Rosenberg reviewed a lot of what's going on with various national
governments and open source, including China, Peru, Venezuela, and
others who are trying to encourage open source as an alternative
to foreign-produced black box software. He listed a number of reasons,
including the FUDish implication that nobody knows what Microsoft
might have hidden inside Windows at the CIA's behest, although not
in so many words. Open source is also seen as a way to foster local
IT industry and keep government spending at home rather than pumping
it abroad.
One of Rosenberg's assertions that I disagree with is that companies
outside the US are less concerned with brand names and more interested
in engineering quality. My experience in Turkey is the opposite, the
"nobody got fired for buying [IBM/Microsoft/Oracle/HP]" mentality
dominates. He seems to have based this idea on Germany, whose culture
of engineering excellence is at the opposite end of the scale from
Turkey's, exceeding the USA by a good bit. (My favorite example
of this train platforms, where you can see a dozen clocks whose
second hands are in lock step). Developing countries are much more
prone to buying big name brands just for the prestige factor than those
in rich, self-confident nations like Germany.

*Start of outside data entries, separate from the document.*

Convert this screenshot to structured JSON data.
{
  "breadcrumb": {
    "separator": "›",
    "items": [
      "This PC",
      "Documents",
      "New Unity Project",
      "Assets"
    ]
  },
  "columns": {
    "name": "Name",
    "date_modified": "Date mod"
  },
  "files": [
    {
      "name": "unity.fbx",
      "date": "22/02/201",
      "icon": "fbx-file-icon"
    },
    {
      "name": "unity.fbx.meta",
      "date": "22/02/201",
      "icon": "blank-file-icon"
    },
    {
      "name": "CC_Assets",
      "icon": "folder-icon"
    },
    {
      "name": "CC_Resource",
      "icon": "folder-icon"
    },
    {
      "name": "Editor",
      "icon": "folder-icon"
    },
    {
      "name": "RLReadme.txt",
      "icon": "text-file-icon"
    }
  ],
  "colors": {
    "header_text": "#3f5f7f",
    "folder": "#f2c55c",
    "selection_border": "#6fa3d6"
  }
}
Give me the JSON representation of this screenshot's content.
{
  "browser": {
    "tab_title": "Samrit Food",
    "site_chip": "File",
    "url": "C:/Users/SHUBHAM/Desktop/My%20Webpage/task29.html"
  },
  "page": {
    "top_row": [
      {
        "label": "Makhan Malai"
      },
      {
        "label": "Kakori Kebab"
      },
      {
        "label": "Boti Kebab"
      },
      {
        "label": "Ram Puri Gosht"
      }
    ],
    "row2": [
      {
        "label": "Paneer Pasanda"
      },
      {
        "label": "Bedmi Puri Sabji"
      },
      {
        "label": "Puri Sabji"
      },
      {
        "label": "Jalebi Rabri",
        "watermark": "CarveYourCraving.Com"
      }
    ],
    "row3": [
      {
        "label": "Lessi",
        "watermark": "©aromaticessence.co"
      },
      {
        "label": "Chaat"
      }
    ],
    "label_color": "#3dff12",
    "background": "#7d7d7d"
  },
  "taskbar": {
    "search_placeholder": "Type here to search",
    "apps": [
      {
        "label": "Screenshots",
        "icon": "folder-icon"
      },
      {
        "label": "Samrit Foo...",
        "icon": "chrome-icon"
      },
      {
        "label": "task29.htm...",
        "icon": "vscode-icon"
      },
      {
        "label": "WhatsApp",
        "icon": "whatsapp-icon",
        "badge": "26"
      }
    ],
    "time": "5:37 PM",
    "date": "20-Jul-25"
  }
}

Even Linux distributions suffer this, most Turkish geeks I know run
Redhat, and are only vaguely aware
of Debian. But the later seminar
by Debian project leader Bdale Garbee impressed Ercan enough that
he wants to give it a shot, so we're going to download and burn some
CD's and give it a go. I've used Debian before, but Bdale's talk
impressed me with the sheer quantity and quality of the work that goes
into Debian and its packages.
The other talk we attended was Don Marti from
Linux Journal talking
about good security habits. The title of the talk was "Linux security in one
hour a week", the idea being that practicing a few good habits in configuring
and monitoring your systems is enough to counter 99% of security threats.
Sound, basic advice like monitoring security announcement lists and keeping
your system patched, and disabling or removing unnecessary services. He shared
plenty of practical little tips; for instance, if you remove an unneeded app
by hand, your package manager might replace it later when an upgrade comes
out, so use the package manager to remove it instead.
I also heard that a certain major hardware maker who will be producing
a Windows tablet has got Debian Linux running on it, which answered something
I had wondered about before.
Another thing we did was check
out the new Nokia 7650
camera phone. This thing is advertised all over the place here in
Turkey, and I assume everywhere else too. Here's a picture of Ercan and
me at the show taken with the phone. I'm the one with the stupid look on
my face.
The quality is not as good as a full digital camera, just 640x380, but
if the camera feature is cheap enough (I don't know how much the 7650 costs)
it could be useful for spur of the moment shots - if you own one, you'll
always have a camera handy for a quick snap. The interesting feature for
me was being able to email the picture to myself, since it avoids the
hassle of local storage. Digital camera storage is getting better, but
it would still be handy to have a quality camera with the option to dump
its memory onto the Net.
A proper digital camera with bluetooth would be just the ticket, so you
could link with your phone to upload pictures, or link with a PC or laptop,
without having to remember to bring cables and connectors and such.